В коридоре за тонкой дверью номера слышались торопливые шаги постояльцев, то и дело переговаривались степенные горничные, однажды ворвался шум, смех и говор компании молодых людей; прислушавшись, Агеев понял, что это приехали спортсмены. Правда, они скоро убрались – на тренировки или в столовую на обед, в гостинице воцарилась тишина, и он, возможно, заснул или забылся, как только немного успокоилось сердце.

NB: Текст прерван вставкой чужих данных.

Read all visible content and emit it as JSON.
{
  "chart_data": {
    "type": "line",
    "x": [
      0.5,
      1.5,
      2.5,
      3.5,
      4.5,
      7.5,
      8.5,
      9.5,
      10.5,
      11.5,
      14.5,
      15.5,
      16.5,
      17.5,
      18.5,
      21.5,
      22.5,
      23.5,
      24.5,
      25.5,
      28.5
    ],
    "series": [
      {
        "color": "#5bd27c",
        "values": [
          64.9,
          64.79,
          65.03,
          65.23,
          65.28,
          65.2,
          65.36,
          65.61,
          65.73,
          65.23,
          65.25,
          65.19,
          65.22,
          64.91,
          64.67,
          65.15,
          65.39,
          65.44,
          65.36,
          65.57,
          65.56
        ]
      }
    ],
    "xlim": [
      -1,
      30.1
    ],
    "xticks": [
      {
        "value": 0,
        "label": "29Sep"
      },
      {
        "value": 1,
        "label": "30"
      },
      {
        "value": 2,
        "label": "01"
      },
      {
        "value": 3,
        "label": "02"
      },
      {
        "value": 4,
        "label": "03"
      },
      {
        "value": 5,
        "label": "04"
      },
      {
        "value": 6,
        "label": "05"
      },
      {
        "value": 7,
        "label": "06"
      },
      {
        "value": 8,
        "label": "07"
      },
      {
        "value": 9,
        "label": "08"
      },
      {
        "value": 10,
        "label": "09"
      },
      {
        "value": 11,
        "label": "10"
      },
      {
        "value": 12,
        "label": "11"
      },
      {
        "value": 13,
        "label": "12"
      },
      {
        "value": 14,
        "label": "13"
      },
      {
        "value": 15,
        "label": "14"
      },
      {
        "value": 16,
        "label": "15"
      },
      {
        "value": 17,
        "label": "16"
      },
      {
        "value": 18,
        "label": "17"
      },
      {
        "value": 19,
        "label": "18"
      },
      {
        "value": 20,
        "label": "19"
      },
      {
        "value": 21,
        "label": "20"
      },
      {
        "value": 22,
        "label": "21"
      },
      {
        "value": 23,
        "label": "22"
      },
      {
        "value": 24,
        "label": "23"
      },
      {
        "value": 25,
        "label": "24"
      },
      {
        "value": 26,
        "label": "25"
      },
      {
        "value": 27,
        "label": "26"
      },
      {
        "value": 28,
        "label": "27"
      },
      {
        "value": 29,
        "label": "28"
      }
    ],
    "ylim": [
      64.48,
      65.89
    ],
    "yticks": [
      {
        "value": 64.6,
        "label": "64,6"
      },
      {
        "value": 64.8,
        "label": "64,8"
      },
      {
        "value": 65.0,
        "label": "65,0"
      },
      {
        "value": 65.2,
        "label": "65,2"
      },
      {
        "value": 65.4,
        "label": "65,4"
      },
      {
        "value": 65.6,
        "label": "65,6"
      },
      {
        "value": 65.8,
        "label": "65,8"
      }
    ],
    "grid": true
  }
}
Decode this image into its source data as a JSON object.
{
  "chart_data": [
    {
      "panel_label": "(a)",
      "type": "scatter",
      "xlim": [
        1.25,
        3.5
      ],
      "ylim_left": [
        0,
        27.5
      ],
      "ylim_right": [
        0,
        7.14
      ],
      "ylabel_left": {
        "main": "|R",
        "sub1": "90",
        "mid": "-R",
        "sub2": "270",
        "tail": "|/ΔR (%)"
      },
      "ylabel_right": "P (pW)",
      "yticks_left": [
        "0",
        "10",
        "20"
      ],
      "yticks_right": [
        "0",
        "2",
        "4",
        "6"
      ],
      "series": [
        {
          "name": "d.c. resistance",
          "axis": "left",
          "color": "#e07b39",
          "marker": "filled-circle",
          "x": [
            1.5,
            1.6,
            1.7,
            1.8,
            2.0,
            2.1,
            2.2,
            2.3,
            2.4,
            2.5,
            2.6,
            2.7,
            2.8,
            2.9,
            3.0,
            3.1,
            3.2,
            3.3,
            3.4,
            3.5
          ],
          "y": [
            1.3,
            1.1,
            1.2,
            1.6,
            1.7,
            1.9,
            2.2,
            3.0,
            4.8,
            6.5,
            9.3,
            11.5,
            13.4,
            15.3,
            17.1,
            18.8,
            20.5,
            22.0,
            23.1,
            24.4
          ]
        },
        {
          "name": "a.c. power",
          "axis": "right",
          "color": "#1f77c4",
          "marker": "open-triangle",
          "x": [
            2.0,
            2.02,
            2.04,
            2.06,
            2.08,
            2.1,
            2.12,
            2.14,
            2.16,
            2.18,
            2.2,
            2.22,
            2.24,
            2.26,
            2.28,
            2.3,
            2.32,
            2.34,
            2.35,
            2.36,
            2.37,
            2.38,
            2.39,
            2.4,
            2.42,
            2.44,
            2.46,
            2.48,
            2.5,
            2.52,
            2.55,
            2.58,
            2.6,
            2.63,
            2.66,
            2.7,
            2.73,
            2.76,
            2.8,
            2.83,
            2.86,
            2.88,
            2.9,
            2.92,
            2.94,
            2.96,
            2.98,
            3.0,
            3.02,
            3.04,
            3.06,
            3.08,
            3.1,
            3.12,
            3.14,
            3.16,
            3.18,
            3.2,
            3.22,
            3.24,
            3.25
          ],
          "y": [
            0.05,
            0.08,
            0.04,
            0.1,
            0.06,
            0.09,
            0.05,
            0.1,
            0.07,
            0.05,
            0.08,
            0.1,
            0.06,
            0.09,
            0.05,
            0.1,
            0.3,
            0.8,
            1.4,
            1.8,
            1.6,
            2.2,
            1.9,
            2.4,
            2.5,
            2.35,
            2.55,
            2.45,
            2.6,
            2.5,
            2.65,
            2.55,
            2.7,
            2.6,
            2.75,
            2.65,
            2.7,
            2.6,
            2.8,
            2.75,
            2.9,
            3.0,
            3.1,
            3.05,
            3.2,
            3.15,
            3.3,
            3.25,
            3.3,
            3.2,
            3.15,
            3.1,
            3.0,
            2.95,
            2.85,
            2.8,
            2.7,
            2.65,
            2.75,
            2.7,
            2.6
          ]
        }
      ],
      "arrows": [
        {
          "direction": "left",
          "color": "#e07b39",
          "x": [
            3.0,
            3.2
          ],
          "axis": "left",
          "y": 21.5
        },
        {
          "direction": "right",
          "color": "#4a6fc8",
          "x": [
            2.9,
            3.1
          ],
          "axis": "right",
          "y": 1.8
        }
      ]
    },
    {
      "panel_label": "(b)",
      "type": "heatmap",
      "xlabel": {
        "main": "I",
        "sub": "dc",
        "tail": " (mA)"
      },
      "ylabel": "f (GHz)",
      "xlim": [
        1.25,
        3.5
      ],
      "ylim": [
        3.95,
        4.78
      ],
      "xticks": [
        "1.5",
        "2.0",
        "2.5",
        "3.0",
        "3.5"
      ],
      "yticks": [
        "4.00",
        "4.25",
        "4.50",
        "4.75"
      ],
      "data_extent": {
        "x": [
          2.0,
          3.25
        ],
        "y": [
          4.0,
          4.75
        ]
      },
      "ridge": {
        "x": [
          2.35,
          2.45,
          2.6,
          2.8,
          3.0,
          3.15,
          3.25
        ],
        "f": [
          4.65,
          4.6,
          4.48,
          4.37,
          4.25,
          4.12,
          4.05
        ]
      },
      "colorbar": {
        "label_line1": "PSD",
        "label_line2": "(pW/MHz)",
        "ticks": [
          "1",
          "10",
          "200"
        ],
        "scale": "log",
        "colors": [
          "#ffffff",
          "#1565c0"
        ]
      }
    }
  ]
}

Проснулся от непривычной тревожной тишины, раскрыл глаза и не сразу понял, где он. Было совсем темно, за пришторенным окном лежала летняя ночь, в щель возле двери пробивалась тоненькая полоска света от лампочки из коридора. Откуда-то издалека, с дальней окраины поселка доносился едва слышный собачий лай, а вообще было тихо. Потом в этой давящей, душной тиши он уловил прерывистые звуки двигателя, сначала встревожившие его, а потом желанной умиротворенностью легшие на его душу, как только он понял, что это бульдозеры. Они работали и ночью, зарывали карьер – карьер его памяти, ровняли обрывы его тревог, ухабы его заблуждений... Затаив дыхание, Агеев вслушался в прерывистый рокот дизелей, и ему стало нестерпимо жалко чего-то, что оставалось в безвозвратном прошлом: может, себя и своей окровавленной молодости, может, давно ушедших из жизни, расстрелянных, погибших, замученных в застенках товарищей. Может, это был плач души по тем, кому не суждено было родиться и продолжить жизнь, но чувство безутешного горя охватило его так сильно, что он беспокойно поднялся, сел на измятой постели и вдруг совершенно непроизвольно заплакал. Он был тут один и мог не сдерживать себя, дать волю слезам, и давящие судороги сотрясали его грузное тело. Он плакал долго и самозабвенно, как это случалось с ним некогда в раннем детстве, о себе и о них, неизмеримых человеческих страданиях, которые, оказывается, ни для кого не проходят бесследно. Наученный жизнью, он уже понимал, что за все надо платить – за хорошее и за плохое, которые так крепко повязаны в этой жизни, но все дело в том, кто платит. Платит, конечно же, тот, кто меньше всего повинен, кто не рассчитывает на выигрыш, кто от рождения обречен давать – в отличие от тех, кто научился лишь брать и взыскивать. В свое время он заплатил ЕЮ и был жестоко наказан, потому что ОНА была послана ему для счастья, а не для искупления.
Когда за пришторенным окном забрезжил ранний рассвет, он встал, поднял свой потяжелевший за ночь рюкзак, простился с сонной дежурной внизу и пошел через сквер к автостанции.